As shown above, if we calculate pow(m, e)mod(p * q)with m = 6574839, we get c = 3893595

Normally, we can find the value of m by following these steps:

(1) Calculate the modular inverse of e.
We can make use of the following equation, d = e^(-1)(mod lambda(n)),
where lambda is the Carmichael Totient function.
Read: Carmichael function

(2) Calculate m = pow(c, d)mod(p * q)

(3) We can perform this calculation faster by using the Chinese Remainder Theorem,
as defined below in the function
Further reading on Chinese Remainder Theorem can be done at
RSA (cryptosystem)

Below is the Python implementation of this approach :

# Function to find the gcd of two 

# integers using Euclidean algorithm

def gcd(p, q):

    if q == 0:

        return p

    return gcd(q, p % q)

# Function to find the

# lcm of two integers 

def lcm(p, q):

    return p * q / gcd(p, q)

# Function implementing extended

# euclidean algorithm

def egcd(e, phi):

    if e == 0:

        return (phi, 0, 1)

    else:

        g, y, x = egcd(phi % e, e)

        return (g, x - (phi // e) * y, y)

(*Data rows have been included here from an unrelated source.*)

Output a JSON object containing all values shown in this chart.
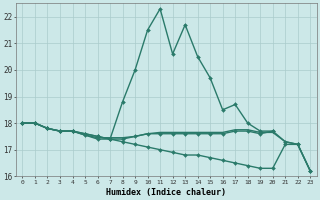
{
  "xlabel": "Humidex (Indice chaleur)",
  "xlim": [
    -0.5,
    23.5
  ],
  "ylim": [
    16,
    22.5
  ],
  "yticks": [
    16,
    17,
    18,
    19,
    20,
    21,
    22
  ],
  "xticks": [
    0,
    1,
    2,
    3,
    4,
    5,
    6,
    7,
    8,
    9,
    10,
    11,
    12,
    13,
    14,
    15,
    16,
    17,
    18,
    19,
    20,
    21,
    22,
    23
  ],
  "bg_color": "#cce8e8",
  "grid_color": "#aacccc",
  "line_color": "#2a7a6a",
  "lines": [
    {
      "x": [
        0,
        1,
        2,
        3,
        4,
        5,
        6,
        7,
        8,
        9,
        10,
        11,
        12,
        13,
        14,
        15,
        16,
        17,
        18,
        19,
        20
      ],
      "y": [
        18.0,
        18.0,
        17.8,
        17.7,
        17.7,
        17.6,
        17.5,
        17.4,
        18.8,
        20.0,
        21.5,
        22.3,
        20.6,
        21.7,
        20.5,
        19.7,
        18.5,
        18.7,
        18.0,
        17.7,
        17.7
      ],
      "marker": true,
      "lw": 1.0
    },
    {
      "x": [
        0,
        1,
        2,
        3,
        4,
        5,
        6,
        7,
        8,
        9,
        10,
        11,
        12,
        13,
        14,
        15,
        16,
        17,
        18,
        19,
        20,
        21,
        22,
        23
      ],
      "y": [
        18.0,
        18.0,
        17.8,
        17.7,
        17.7,
        17.6,
        17.5,
        17.4,
        17.3,
        17.2,
        17.1,
        17.0,
        16.9,
        16.8,
        16.8,
        16.7,
        16.6,
        16.5,
        16.4,
        16.3,
        16.3,
        17.2,
        17.2,
        16.2
      ],
      "marker": true,
      "lw": 1.0
    },
    {
      "x": [
        0,
        1,
        2,
        3,
        4,
        5,
        6,
        7,
        8,
        9,
        10,
        11,
        12,
        13,
        14,
        15,
        16,
        17,
        18,
        19,
        20,
        21,
        22,
        23
      ],
      "y": [
        18.0,
        18.0,
        17.8,
        17.7,
        17.7,
        17.55,
        17.4,
        17.4,
        17.4,
        17.5,
        17.6,
        17.6,
        17.6,
        17.6,
        17.6,
        17.6,
        17.6,
        17.7,
        17.7,
        17.6,
        17.7,
        17.3,
        17.2,
        16.2
      ],
      "marker": true,
      "lw": 1.0
    },
    {
      "x": [
        0,
        1,
        2,
        3,
        4,
        5,
        6,
        7,
        8,
        9,
        10,
        11,
        12,
        13,
        14,
        15,
        16,
        17,
        18,
        19,
        20,
        21,
        22,
        23
      ],
      "y": [
        18.0,
        18.0,
        17.8,
        17.7,
        17.7,
        17.55,
        17.45,
        17.45,
        17.45,
        17.5,
        17.6,
        17.65,
        17.65,
        17.65,
        17.65,
        17.65,
        17.65,
        17.75,
        17.75,
        17.65,
        17.65,
        17.3,
        17.2,
        16.2
      ],
      "marker": false,
      "lw": 1.0
    }
  ],
  "figsize": [
    3.2,
    2.0
  ],
  "dpi": 100
}
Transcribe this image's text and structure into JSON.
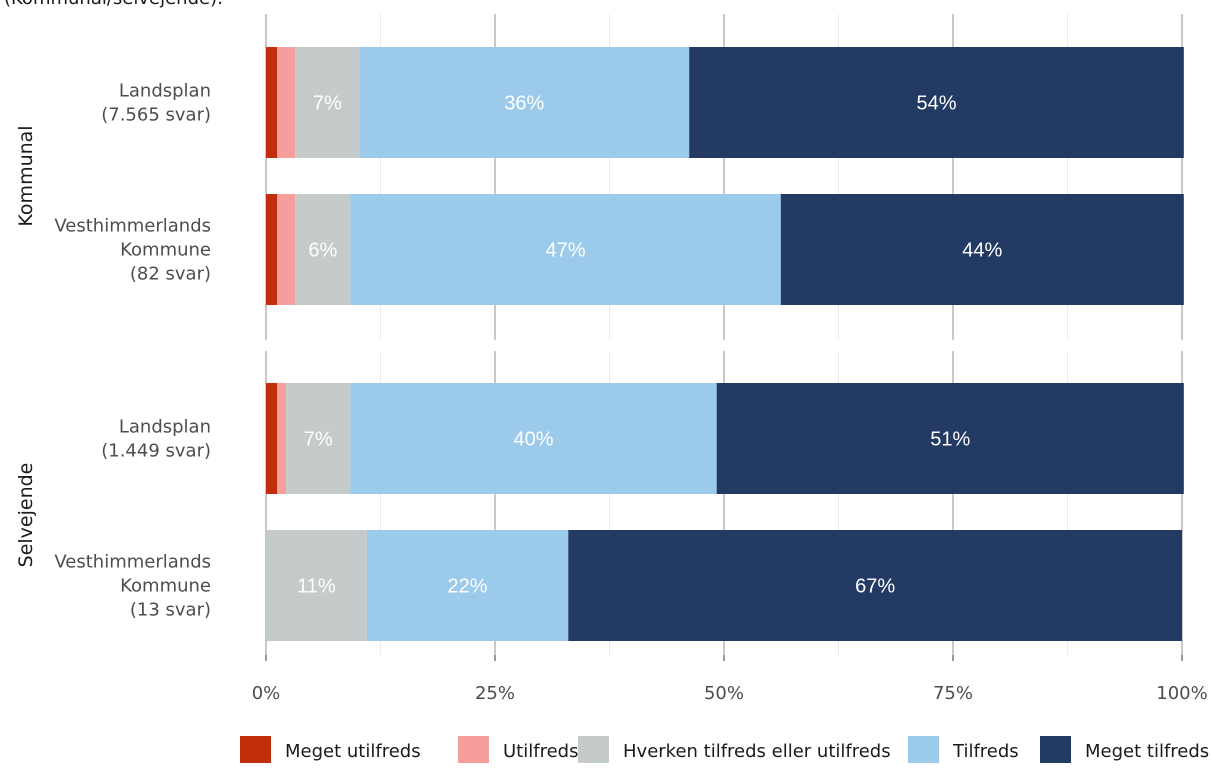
{
  "header_fragment": "(Kommunal/selvejende):",
  "chart_data": {
    "type": "bar",
    "orientation": "horizontal",
    "stacked": true,
    "x_ticks": [
      "0%",
      "25%",
      "50%",
      "75%",
      "100%"
    ],
    "xlim": [
      0,
      100
    ],
    "grid": true,
    "legend_position": "bottom",
    "series": [
      {
        "name": "Meget utilfreds",
        "color": "#c12e0b"
      },
      {
        "name": "Utilfreds",
        "color": "#f59e9b"
      },
      {
        "name": "Hverken tilfreds eller utilfreds",
        "color": "#c5cbcb"
      },
      {
        "name": "Tilfreds",
        "color": "#9ccaea"
      },
      {
        "name": "Meget tilfreds",
        "color": "#233a64"
      }
    ],
    "panels": [
      {
        "label": "Kommunal",
        "bars": [
          {
            "label": [
              "Landsplan",
              "(7.565 svar)"
            ],
            "values": [
              1.2,
              2.0,
              7,
              36,
              54
            ],
            "labels": [
              "",
              "",
              "7%",
              "36%",
              "54%"
            ]
          },
          {
            "label": [
              "Vesthimmerlands",
              "Kommune",
              "(82 svar)"
            ],
            "values": [
              1.2,
              2.0,
              6,
              47,
              44
            ],
            "labels": [
              "",
              "",
              "6%",
              "47%",
              "44%"
            ]
          }
        ]
      },
      {
        "label": "Selvejende",
        "bars": [
          {
            "label": [
              "Landsplan",
              "(1.449 svar)"
            ],
            "values": [
              1.2,
              1.0,
              7,
              40,
              51
            ],
            "labels": [
              "",
              "",
              "7%",
              "40%",
              "51%"
            ]
          },
          {
            "label": [
              "Vesthimmerlands",
              "Kommune",
              "(13 svar)"
            ],
            "values": [
              0,
              0,
              11,
              22,
              67
            ],
            "labels": [
              "",
              "",
              "11%",
              "22%",
              "67%"
            ]
          }
        ]
      }
    ]
  }
}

# Function to compute the modular inverse

def modinv(e, phi):

    g, x, y = egcd(e, phi)

    return x % phi

# Implementation of the Chinese Remainder Theorem

def chineseremaindertheorem(dq, dp, p, q, c):

    # Message part 1

    m1 = pow(c, dp, p)

    # Message part 2

    m2 = pow(c, dq, q)

    qinv = modinv(q, p)

    h = (qinv * (m1 - m2)) % p

    m = m2 + h * q

    return m

# Driver Code

p = 9817

q = 9907

e = 65537

c = 36076319

d = modinv(e, lcm(p - 1, q - 1))

"""

pow(a, b, c) calculates a raised to power b 

modulus c, at a much faster rate than pow(a, b) % c

Furthermore, we use Chinese Remainder Theorem as it

splits the equation such that we have to calculate two

values whose equations have smaller moduli and exponent  

value, thereby reducing computing time.

"""

dq = pow(d, 1, q - 1)

dp = pow(d, 1, p - 1)

print chineseremaindertheorem(dq, dp, p, q, c)

Output :

41892906